This is the first analysis of phase 3 data of a humanised monoclonal antibody directed against the p19 subunit of IL-23, to report histological and histological-endoscopic outcomes in UC. A greater proportion of patients treated with mirikizumab achieved histological improvement, histological remission, endoscopic remission, HEMI, or HEMR compared with placebo in the Week-12 induction [LUCENT-1] and Week-40 maintenance [LUCENT-2] periods. These results are consistent with superior clinical, endoscopic, and symptomatic outcomes for mirikizumab-treated patients from the LUCENT-1 and -2 trials¹⁷ and were achieved regardless of previous biologic or tofacitinib treatment.

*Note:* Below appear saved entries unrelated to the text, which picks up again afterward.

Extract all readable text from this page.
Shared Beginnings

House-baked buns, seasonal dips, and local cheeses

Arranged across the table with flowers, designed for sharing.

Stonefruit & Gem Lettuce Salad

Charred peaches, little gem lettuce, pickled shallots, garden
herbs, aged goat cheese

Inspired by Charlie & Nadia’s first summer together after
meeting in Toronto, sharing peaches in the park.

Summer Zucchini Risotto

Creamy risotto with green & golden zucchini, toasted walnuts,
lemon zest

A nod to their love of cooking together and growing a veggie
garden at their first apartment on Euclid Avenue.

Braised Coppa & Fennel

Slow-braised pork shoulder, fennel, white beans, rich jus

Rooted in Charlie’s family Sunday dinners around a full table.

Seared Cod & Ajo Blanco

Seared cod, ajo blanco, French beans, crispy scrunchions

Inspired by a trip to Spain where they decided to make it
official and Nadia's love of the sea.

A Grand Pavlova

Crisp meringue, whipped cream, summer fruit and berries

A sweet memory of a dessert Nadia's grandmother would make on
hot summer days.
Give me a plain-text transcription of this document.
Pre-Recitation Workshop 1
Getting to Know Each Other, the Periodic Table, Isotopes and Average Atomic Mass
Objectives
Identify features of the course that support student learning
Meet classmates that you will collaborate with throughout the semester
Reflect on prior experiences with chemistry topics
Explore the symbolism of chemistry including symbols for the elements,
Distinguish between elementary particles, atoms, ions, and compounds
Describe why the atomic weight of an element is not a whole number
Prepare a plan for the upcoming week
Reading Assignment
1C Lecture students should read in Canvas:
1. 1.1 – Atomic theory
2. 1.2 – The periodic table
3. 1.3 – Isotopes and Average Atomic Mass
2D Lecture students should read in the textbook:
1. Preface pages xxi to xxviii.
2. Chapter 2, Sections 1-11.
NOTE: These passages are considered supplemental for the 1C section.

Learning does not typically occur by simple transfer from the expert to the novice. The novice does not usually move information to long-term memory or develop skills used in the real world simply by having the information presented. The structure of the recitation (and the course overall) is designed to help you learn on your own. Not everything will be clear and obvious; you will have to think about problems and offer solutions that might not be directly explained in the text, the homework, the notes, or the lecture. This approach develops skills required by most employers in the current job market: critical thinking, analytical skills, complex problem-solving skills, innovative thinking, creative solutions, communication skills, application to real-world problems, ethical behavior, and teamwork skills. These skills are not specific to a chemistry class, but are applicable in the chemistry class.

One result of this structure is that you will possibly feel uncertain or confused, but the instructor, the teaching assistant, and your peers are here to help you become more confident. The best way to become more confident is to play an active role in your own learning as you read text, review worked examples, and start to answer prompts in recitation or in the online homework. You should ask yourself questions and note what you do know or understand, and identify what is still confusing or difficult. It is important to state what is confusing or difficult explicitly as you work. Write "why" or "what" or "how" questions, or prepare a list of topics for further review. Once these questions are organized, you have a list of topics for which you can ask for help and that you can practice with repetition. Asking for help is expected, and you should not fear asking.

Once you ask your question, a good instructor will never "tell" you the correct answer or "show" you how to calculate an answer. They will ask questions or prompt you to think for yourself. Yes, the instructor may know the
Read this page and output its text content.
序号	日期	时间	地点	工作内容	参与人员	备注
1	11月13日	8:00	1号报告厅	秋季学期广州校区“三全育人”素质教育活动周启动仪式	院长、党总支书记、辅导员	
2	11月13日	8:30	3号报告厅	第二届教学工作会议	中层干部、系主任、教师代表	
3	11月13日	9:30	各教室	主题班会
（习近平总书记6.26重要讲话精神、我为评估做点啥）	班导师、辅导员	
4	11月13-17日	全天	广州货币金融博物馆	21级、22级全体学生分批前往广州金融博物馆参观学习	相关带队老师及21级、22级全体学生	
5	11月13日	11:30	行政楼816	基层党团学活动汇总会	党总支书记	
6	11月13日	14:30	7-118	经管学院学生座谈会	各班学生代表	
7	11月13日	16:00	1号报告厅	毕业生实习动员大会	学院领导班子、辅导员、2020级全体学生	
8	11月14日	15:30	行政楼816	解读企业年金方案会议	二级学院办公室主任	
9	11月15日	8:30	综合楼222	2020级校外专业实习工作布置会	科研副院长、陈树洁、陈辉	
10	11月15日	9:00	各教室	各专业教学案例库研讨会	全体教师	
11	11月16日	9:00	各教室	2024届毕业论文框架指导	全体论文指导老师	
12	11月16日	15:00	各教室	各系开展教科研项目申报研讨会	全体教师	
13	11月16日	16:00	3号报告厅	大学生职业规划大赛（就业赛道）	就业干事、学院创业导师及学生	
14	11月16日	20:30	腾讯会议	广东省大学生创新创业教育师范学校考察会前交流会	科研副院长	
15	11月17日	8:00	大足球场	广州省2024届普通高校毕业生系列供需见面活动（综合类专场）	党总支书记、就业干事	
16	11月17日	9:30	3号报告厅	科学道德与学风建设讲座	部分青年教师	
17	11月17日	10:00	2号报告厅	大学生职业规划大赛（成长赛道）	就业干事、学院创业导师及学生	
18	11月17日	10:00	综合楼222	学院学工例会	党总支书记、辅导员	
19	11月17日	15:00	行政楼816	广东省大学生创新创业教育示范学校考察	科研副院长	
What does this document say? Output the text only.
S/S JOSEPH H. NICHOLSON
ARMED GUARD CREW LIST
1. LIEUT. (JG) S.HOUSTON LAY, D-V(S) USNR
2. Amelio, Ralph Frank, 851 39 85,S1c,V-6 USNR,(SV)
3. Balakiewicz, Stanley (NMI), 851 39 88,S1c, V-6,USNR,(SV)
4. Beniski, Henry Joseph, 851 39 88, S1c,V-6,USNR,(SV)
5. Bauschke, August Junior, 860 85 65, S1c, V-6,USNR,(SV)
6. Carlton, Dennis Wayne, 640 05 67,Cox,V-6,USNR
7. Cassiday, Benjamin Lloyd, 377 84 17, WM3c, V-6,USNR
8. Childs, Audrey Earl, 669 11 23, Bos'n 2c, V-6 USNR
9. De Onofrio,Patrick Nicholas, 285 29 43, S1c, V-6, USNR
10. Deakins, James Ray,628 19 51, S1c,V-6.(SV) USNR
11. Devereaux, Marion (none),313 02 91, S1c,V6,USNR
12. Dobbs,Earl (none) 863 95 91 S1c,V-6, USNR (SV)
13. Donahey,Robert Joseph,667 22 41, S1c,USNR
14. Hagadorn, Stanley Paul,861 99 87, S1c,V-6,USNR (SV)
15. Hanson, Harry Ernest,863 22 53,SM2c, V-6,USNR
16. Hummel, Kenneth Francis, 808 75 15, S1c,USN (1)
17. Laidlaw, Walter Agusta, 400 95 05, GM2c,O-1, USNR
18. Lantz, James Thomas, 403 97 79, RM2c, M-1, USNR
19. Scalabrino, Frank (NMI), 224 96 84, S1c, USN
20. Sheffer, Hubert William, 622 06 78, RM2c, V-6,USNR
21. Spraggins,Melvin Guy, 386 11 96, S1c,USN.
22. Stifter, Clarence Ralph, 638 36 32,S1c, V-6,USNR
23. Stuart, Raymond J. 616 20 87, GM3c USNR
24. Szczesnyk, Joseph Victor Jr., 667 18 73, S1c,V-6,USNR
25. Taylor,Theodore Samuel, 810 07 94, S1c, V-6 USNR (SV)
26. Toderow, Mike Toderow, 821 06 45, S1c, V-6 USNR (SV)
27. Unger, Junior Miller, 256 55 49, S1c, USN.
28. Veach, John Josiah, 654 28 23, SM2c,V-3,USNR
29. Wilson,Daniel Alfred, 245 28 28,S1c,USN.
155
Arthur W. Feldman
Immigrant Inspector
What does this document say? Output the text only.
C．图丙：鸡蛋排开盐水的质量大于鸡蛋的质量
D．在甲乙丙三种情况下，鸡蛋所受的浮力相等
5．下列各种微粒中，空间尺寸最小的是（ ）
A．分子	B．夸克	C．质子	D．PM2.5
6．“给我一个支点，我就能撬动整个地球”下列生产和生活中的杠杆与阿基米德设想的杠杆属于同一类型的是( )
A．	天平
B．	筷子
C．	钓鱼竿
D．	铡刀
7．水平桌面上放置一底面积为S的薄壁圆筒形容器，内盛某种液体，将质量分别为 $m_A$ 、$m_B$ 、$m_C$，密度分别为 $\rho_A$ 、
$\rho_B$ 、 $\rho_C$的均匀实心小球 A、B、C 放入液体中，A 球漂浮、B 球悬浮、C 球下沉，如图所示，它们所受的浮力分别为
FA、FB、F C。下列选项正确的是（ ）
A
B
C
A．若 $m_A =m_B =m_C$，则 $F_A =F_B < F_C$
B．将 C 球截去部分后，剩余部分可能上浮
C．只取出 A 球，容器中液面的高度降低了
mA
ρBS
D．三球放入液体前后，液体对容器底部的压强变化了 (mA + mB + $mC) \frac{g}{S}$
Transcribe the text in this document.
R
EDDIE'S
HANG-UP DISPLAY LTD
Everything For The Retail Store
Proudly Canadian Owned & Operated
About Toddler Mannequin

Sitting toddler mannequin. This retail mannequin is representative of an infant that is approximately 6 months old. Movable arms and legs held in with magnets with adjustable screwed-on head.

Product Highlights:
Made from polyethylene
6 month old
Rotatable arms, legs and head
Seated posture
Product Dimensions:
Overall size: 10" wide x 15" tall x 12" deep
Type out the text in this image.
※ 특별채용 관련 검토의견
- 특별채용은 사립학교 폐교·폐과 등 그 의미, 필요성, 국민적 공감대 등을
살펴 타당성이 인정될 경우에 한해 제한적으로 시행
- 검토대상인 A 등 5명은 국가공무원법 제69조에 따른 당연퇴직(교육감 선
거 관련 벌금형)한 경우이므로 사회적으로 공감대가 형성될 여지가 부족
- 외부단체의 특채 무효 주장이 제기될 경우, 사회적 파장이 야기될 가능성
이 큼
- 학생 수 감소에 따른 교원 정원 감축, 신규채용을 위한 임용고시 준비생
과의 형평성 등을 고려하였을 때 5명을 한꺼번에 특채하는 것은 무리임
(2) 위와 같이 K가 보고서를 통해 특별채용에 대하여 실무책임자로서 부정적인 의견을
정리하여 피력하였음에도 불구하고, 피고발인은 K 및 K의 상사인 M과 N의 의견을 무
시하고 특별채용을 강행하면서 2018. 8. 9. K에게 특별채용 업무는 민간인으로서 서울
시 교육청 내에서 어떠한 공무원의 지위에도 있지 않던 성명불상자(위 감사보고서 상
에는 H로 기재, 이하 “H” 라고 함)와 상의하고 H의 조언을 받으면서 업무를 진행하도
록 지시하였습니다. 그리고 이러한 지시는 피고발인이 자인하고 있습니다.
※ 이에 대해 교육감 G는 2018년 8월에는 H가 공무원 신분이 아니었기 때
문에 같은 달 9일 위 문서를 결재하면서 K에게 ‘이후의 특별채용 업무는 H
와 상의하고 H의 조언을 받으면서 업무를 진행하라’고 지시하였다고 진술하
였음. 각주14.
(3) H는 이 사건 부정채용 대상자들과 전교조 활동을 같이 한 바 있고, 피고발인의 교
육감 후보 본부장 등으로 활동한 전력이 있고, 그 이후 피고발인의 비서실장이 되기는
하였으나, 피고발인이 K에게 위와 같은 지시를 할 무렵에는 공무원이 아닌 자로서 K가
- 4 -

Neutrophilic inflammation has consistently been identified as a determinant of UC disease activity,¹⁹ and patients who achieve targeted absence of neutrophils have improved longer-term outcomes.^6,20–22 In several studies, only the complete absence of mucosal neutrophilic inflammation, assessed by histology, predicted reduced rates of corticosteroid use, hospitalisation, and colectomy in patients with UC.^19,20,22 Histological remission [determined by Geboes score ≤2B.0] represents the complete absence of mucosal neutrophilic inflammation and, because neutrophils are not normally present in healthy colon mucosa, the absence of intra-epithelial neutrophils has also been recommended as a minimum requirement for defining histological remission, in a European Crohn’s Colitis Organisation position paper and other recent literature.^6,19 Improvement and/or resolution of inflammation in UC, measured by histological assessment and endoscopic measures, compared with endoscopic measures alone, is strongly associated with lower rates of clinical relapse, corticosteroid use, hospitalisation, and colectomy.^7,9,11 LUCENT-1 and LUCENT-2 included treatment endpoints that combined histology and endoscopy assessments [HEMI and HEMR] as well as histology outcomes alone [histological improvement and histological remission].

Patients who received mirikizumab in LUCENT-1 or LUCENT-2 achieved higher rates of histological improvement, histological remission, HEMI, or HEMR compared with placebo, indicating that mirikizumab was effective in reducing and/or resolving microscopic inflammation in UC. This effect was observed at Week 12 and was maintained over 40 weeks of maintenance treatment, and was also observed in patients who had previously failed biologic or tofacitinib therapy and in those who had no prior biologic or tofacitinib therapy failure. In LUCENT-1 at Week 12, statistically significant improvements were observed in histological endpoints in patients with and without prior biologic or tofacitinib failure. In LUCENT-2 at Week 40, a large effect size [common risk difference vs placebo >20%] was observed for all histological and histological-endoscopic endpoints in patients with and without prior biologic or tofacitinib failure. This shows that mirikizumab is effective in inducing and maintaining a treatment response even in patients who are generally difficult to treat and require additional treatments.¹³ Histological assessment in UC is a relatively new concept, and additional long-term outcome studies will help to promote consensus on criteria defining histological mucosal healing. Data from the ongoing LUCENT-3 long-term extension study [NCT03519945] will allow additional analyses, including associations and prognostic value of histological and histological-endoscopic endpoints with longer-term outcomes, including corticosteroid use, hospitalisations, and surgery.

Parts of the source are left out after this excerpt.